Yes, actually it is.
The problem with having kids is that I have a good memory. I remember what *I* used to think as a kid.
I’m also grown-up enough to know how incredibly wrong I was as a kid.
Bottom line – school is a necessity… I didn’t think so when I was a kid, I dropped out of high-school after failing out of my second Freshman year, not because I couldn’t do the work, but because I didn’t want to. (I got an A in every class I attended, I just usually only attended 1 out of 5 of them.)
But school SHOULD be fun. Maybe the problem is that every idiotic standardized test, designed to rob schools of funding based on some arbitrary measure of how good they are doing as a school, ends up becoming the curriculum. “Teaching to the test” they call it. They’ve forgotten that part of “school” is to teach kids to THINK, and to LEARN, and to LOVE LEARNING.
I was lucky. When i was a kid I had a talent for working with computers, even back then. When I was 14 and minimum wage was $3.25 an hour, I had summer jobs paying $10-$12 an hour (cash because I was too young to work back then) Even though I had some rough spots I’ve been consistently employed now since 1994, through two recessions, never more than two weeks between jobs, and all without a college degree.
My son, 14, whose grades I usually rave about, has no such talent. He thinks that playing Call of Duty somehow is going to qualify him for a job, not realizing that those skills don’t exactly transfer over to the real world – Special Ops commando’s don’t get issued half-pound bags of Twizzlers and Monster Energy Drinks before every mission.
He’s brilliantly smart, but also exceptionally lazy. If we let him he’d stay in bed until noon, come down and raid the fridge, then go downstairs and plug into the playstation for the remainder of the day. (Actually if he had his way he’d have a fridge and a PS3 in his room and we’d never see him.)
So how do you convince a kid that that D in math *IS* in fact a big deal, and that this is HIGH SCHOOL, where from here on out everything counts.
You can continue to hold things over his head. You can continue to threaten, beg, cajole, ask nicely, scream, etc.
But that just gets them doing it in SPITE of what they want to do. My question is, how do you get them to WANT to do it.

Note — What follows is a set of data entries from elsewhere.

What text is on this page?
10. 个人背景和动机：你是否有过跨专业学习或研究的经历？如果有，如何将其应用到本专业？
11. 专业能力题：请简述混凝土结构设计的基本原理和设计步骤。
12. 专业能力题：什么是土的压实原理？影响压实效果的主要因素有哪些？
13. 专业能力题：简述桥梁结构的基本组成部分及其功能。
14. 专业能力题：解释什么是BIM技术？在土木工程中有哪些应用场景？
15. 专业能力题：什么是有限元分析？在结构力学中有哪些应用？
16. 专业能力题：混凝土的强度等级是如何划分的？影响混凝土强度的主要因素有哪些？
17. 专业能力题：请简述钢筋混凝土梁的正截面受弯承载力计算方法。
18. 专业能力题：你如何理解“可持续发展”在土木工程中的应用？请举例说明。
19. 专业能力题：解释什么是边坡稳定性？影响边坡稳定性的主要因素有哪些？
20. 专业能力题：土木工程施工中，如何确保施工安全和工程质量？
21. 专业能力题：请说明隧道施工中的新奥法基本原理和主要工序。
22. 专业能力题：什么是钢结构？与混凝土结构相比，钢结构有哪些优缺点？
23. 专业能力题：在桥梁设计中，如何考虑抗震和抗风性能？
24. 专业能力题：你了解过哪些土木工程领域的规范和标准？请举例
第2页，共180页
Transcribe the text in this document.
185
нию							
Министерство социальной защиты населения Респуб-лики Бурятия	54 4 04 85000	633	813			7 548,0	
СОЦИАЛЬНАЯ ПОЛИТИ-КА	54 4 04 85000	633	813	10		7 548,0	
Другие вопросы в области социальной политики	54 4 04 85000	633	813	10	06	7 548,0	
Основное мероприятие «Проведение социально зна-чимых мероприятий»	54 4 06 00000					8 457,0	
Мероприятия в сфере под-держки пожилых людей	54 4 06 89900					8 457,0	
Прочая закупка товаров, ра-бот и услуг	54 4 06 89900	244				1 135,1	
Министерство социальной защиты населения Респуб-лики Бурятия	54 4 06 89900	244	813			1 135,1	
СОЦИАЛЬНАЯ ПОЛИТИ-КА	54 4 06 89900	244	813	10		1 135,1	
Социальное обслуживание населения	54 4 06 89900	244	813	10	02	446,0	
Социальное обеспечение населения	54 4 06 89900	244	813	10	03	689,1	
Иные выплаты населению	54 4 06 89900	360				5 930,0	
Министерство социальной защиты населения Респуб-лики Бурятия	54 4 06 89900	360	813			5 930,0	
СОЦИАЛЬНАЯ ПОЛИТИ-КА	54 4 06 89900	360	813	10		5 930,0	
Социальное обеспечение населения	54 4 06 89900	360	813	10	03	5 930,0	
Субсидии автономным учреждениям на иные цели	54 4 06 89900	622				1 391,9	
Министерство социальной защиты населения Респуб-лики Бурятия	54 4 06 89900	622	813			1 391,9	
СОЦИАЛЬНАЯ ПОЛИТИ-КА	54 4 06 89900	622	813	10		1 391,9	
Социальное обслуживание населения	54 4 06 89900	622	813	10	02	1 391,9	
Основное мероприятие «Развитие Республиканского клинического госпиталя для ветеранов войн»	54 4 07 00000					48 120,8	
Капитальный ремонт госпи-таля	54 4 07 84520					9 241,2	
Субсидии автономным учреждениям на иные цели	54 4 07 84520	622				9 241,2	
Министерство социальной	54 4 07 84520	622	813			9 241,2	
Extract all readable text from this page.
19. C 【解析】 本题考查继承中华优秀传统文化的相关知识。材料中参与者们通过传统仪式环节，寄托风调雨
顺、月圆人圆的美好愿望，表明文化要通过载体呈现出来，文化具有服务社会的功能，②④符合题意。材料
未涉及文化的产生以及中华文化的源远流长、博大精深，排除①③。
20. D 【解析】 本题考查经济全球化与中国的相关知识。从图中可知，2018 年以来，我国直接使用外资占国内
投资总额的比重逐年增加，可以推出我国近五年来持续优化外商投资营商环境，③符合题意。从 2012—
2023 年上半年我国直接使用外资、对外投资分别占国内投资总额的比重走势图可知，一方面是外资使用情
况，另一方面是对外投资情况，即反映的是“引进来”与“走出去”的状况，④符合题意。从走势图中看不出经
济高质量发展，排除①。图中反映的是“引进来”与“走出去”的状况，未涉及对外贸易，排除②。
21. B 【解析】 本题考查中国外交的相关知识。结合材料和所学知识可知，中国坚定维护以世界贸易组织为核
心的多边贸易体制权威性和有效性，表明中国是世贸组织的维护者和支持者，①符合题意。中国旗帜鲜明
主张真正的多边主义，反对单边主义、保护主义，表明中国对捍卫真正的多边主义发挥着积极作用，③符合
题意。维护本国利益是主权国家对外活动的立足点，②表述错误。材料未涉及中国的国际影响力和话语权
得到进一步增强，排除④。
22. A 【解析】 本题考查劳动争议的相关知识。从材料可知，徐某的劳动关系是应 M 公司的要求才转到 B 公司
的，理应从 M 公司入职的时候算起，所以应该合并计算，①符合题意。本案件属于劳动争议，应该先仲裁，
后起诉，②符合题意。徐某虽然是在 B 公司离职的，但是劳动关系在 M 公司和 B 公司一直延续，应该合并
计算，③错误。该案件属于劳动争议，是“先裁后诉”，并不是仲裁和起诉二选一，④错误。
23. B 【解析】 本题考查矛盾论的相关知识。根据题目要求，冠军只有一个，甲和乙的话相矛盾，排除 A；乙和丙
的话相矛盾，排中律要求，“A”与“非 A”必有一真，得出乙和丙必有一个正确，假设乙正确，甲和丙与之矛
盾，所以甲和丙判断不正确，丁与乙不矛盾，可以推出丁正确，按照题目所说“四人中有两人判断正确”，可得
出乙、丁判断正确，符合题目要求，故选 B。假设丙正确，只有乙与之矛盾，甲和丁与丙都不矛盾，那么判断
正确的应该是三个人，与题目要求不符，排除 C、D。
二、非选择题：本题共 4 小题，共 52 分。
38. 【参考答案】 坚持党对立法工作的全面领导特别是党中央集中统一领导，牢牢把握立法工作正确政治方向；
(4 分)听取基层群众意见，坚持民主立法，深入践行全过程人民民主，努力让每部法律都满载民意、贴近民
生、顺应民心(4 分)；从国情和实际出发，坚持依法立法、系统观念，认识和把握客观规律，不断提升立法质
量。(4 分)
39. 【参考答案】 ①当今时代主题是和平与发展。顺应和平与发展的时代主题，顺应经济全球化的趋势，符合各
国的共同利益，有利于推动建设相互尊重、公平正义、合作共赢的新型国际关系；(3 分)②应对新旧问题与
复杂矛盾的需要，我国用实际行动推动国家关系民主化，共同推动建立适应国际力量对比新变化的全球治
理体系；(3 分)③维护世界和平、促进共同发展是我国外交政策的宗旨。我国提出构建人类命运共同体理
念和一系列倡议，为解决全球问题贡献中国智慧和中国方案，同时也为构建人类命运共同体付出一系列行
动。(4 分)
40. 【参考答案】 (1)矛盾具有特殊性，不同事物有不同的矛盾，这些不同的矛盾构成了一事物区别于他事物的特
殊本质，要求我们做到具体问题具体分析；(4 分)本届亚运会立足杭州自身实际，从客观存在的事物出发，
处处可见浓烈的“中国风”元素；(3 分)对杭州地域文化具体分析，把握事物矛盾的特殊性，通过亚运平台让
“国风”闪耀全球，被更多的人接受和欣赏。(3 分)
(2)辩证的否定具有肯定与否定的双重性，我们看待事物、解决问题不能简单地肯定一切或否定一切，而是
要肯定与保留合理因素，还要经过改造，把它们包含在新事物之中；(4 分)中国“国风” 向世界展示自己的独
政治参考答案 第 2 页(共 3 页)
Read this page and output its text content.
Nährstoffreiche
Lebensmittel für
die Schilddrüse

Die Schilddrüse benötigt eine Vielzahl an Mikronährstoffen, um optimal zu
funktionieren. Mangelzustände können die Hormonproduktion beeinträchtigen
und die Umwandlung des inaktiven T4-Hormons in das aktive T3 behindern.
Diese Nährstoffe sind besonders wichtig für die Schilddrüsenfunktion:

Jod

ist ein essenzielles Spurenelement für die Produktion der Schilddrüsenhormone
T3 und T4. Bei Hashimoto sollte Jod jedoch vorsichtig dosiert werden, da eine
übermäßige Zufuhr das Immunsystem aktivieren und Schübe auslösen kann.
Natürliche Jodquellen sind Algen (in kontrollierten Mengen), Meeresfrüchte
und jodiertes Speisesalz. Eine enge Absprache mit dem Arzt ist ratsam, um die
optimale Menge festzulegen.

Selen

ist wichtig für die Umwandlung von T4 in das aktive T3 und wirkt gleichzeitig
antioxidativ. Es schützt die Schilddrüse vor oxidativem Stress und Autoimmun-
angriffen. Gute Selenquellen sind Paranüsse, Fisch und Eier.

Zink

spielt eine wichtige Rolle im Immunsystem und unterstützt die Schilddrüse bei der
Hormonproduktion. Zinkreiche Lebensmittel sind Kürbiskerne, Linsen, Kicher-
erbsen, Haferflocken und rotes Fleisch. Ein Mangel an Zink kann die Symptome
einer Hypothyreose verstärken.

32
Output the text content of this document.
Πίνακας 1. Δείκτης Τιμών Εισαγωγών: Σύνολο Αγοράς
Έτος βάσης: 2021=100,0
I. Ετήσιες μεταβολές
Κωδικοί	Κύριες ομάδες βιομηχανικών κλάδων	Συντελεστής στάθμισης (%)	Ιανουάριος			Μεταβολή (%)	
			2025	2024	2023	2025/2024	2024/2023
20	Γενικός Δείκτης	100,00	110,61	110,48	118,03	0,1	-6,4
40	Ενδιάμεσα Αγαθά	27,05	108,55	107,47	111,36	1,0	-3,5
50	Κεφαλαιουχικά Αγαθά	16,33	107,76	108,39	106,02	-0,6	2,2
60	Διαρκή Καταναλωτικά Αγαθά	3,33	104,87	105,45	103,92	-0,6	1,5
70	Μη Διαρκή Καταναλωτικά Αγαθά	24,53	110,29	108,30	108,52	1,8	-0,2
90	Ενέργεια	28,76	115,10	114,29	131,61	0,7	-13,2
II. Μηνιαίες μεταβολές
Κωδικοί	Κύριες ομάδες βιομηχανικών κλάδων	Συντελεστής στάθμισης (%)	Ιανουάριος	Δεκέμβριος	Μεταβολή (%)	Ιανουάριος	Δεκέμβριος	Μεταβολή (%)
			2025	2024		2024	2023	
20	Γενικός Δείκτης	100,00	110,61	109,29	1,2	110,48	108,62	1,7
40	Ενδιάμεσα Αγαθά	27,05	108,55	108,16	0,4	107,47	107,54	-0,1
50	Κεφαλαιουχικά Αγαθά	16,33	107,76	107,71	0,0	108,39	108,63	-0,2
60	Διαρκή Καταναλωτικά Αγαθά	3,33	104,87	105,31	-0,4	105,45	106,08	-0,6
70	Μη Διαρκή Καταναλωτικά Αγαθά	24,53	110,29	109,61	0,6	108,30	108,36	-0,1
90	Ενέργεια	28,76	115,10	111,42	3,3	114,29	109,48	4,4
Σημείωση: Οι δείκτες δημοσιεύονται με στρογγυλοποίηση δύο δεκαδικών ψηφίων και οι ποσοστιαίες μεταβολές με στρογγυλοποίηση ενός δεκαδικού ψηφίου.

I know it’s possible, I’ve met kids before who are excited about school, for whom learning is something they really enjoy.
I wasn’t one of them, and so far non of my kids are either. They will eventually figure it out too, I’m just hoping it’s not too late by the time they do.






Very, VERY well put.
I wish you luck. I was a very solid “C” student and married a woman who would have been first in her high school class except she was taking college night classes, had joined the Air National Guard and was working in a lawyer’s office. My 3 kids range from “free spirit” (aka Me), to “scary smart” (aka Her).
My oldest is getting ready to enter High School and while he loves to be successful, he is slipping at times. Right now he has “C”s in 2 classes and is ready for a “D” in another. We are trying to get him into the fancy programs they have, but not with these grades.
As an adult I know that he is working to get a paper to hang on the wall, but that paper can open doors.
While I had to learn the value of that paper the hardest way, I can tell him until I am blue in the face, without it his dreams might not come true. On the other hand when I was old enough to not flunk out of school (because I was paying the bill) I got the art degree I always wanted and ended up the success no one expected.
We are preparing our kids to live in the future. My parents expected to see newspapers, pay phones and magazines forever. The didn’t know GPS was coming, they didn’t understand the promise of the internet. They didn’t know that digital art would overtake traditional art and the coming importance of graphic design on all these future web pages and electronic documents.
So, it is not true saying that Call of Duty will not get him a job someday. There are predator drones over Afghanistan who have pilots who tell differently.
Good luck, welcome to being a caring parent.. screaming with the rest of us!